Ron Paul, the former U.S. representative from Texas and perhaps America's most popular libertarian voice, has long said that the nation's monetary and fiscal policies would result in massive inflation. According to the common measures of inflation, this has not yet occurred. But Paul maintains that the inflation he has warned of has indeed come to fruition in asset prices, and that once it unravels, a market crash will ensue.
"I think there's plenty of inflation, but my definition of inflation is a little different than the rest, because I think prices going up in the different areas is a consequence of inflation," Paul said on Tuesday's "Futures Now." "There's a lot of inflation in the stock market. I think there's a bubble there."
He says that what's occurring asset prices simply don't comport with what's happening in the economy.
"The growth isn't there. The only thing that grows is the debt, and just think about how much money they have to create value in the stock market," he said. "The unemployment is very, very bad, despite some of the optimism that is expressed with Wall Street, but that's all deception. I think you still have to see a healthy economy and people aren't complaining about structural employment, which is really insidious."
But he says that thanks to the low interest rates fostered by the Federal Reserve's stimulative policies, people are buying stocks regardless.
"One thing we have to remember is that when you get false information from artificially low interest rates, that mistakes are made, they're inevitable. You make mistakes even when you have market rates of interest. But when the market rate of interest is so low for everybody, there's a lot of mistakes, and that's why you have the bubbles, and that's why you go through the catastrophe we had in '08 and '09, and I think the conditions are every bit as bad as they were in '08 and '09."
So if Paul is reminded of 2008 and 2009, does he think the market will crash once again?
"Well, yes. The market has to correct, and who's going to call it a crash until it happens? We're in for a major correction, I think. I think we're very, very vulnerable," he said. "When it's artificial, it's distorted, it's vulnerable, and it's just looking for the correction."
While that's his view of the market, for Paul it ultimately comes back to politics. Ron Paul has long said America should "end the Fed," and he made that case once again on Tuesday.

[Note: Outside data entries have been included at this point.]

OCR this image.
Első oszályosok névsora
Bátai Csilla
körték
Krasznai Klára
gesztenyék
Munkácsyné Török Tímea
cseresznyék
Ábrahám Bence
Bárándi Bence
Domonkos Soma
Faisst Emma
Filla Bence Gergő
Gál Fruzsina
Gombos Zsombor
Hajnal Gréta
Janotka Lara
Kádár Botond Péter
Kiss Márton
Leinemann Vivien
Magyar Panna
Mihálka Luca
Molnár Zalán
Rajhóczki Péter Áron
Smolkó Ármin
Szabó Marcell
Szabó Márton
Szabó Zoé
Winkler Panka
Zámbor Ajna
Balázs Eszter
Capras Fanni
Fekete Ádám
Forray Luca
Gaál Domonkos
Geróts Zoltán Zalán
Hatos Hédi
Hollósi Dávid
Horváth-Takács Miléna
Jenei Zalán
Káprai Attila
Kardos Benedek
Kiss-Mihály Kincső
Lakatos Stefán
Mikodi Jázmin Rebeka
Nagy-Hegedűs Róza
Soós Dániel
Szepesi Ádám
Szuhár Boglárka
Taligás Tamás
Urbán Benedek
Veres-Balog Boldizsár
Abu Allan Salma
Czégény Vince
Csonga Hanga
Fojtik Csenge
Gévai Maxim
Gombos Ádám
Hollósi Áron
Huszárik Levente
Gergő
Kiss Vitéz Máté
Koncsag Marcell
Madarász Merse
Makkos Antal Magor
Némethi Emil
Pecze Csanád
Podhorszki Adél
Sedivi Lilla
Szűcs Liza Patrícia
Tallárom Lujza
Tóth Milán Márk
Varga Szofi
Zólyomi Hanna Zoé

"One thing you have to do is get rid of the Fed, because, you know, we're anticipating what word, what phrase, what hyphen is going to be said, so that they can spin, you know, spin that, and the markets will go one way or the other, shifting values of tens of billions of dollars within minutes. That is just a very, very inefficient way to operate a market, to have one individual make one statement, and put so much weight on it. In short term, it's very, very real, because people are going to make it or break it, you know, on this interpretation. But that has nothing to do with the free market, nothing to do with building capitalism, and savings, and the things necessary to have a growing economy."